Los policías se atrincheraron y nos pidieron a los vecinos que saliéramos y nos alejáramos, porque al parecer habría disparos. Al final salió con los brazos en alto y se puso de rodillas.
Llegó con Dios en la boca. Era casi medianoche cuando llamó a mi puerta. Era negro, delgado, de gestos amables. Tendría unos treinta años y venía con dos chicos de la mitad de su edad. Había visto el aviso de alquiler en el apartamento del primer piso y quería que lo ayudara.
Le dije que no metiera a Dios en el asunto. Era un grupo desigual. Uno de los chicos era alto, de cabello rubio y rostro inexpresivo. El otro tenía rasgos hispanos. Su cabello ensortijado me recordó al adolescente que fui hace muchos años. Me dijo que eran sus amigos y que, para ellos, él era como un guía, como un hermano mayor. Dijo que el apartamento era solo para él. Luego me habló de su situación.
Había llegado de Georgia hace seis meses. Dijo que trabajaba en un restaurante de comidas rápidas y que vivía en una pensión que quería dejar, porque había mucha droga. Agregó que con el tiempo esperaba reunir dinero suficiente para traer a su esposa y sus dos hijos. Vi en él al hombre que fui cuando mis hijos estaban pequeños. Me gustó su franqueza, su determinación.
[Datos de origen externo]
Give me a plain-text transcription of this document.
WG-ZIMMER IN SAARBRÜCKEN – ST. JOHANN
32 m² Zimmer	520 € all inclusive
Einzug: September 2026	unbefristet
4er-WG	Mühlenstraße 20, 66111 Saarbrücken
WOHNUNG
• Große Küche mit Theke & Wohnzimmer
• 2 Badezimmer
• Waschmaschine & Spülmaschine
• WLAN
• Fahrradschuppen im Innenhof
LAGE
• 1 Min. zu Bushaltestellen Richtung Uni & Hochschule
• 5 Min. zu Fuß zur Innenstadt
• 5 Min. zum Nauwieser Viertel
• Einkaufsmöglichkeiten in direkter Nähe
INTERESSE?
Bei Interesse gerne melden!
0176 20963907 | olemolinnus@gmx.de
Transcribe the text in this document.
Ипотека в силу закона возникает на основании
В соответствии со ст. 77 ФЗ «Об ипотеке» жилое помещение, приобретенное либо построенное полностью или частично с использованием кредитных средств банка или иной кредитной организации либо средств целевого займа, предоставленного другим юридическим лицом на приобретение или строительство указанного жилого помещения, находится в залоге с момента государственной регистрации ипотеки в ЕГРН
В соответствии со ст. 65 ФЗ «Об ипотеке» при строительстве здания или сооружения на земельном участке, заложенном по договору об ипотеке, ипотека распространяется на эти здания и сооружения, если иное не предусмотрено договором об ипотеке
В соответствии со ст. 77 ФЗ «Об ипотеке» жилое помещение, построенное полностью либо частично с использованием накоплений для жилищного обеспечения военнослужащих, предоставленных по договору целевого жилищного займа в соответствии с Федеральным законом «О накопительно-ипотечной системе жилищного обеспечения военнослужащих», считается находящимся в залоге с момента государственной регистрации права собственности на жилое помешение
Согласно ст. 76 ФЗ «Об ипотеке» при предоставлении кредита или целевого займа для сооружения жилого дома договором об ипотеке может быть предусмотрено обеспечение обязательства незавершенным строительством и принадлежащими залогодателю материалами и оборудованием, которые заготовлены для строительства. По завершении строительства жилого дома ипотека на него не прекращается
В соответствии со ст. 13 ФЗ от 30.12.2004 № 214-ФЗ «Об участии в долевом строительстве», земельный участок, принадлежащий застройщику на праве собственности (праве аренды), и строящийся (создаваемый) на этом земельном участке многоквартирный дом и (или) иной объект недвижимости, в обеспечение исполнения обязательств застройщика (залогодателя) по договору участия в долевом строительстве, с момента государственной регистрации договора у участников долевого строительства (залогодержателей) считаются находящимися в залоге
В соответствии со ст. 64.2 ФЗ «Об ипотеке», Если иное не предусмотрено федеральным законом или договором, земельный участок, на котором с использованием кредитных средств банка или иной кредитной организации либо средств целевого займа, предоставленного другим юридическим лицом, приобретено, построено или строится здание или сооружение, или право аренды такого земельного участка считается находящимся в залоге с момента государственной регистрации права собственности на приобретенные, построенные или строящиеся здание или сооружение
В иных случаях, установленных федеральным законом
Como no tenía auto, antes de la mudanza lo llevé a la compañía de electricidad. Esa vez me contó que dejó Georgia por la violencia, que allí vio matar a su padre y no quería que sus hijos crecieran en ese ambiente. Pensé que su historia confirmaba que no todo aquel a quien le asesinaron a su padre termina siendo un criminal.
Volví a verlo poco. Por el ruido se sabía que lo visitaban con frecuencia. Una vez llamé a su puerta, porque el auto de uno de ellos obstruía la entrada. Pensé que eran males menores, que con el tiempo aprenderían a comportarse. Para reivindicarse se ofrecieron a barrer las hojas del otoño.
El jueves pasado vino un detective a preguntarme si lo conocía. Le dije lo que sabía. Mientras hablábamos, los alrededores de la casa empezaron a llenarse de policías. Lo habían visto llegar y le pidieron que saliera, pero él se negaba.
Los policías se atrincheraron y nos pidieron a los vecinos que saliéramos y nos alejáramos, porque al parecer habría disparos. Pensé que dos sustos parecidos en una semana eran demasiado. Al final salió con los brazos en alto y se puso de rodillas. Mientras lo esposaban, me miró avergonzado.
Con el paso de los días he podido enterarme de los hechos. El hombre y los muchachos asaltaron la casa del padre del chico rubio. Iban en busca de dinero y marihuana. Tal parece que las cosas se salieron de control y el chico rubio mató a su padre. Al escapar decidieron prenderle fuego a la casa. La Policía encontró las armas ocultas bajo las hojas.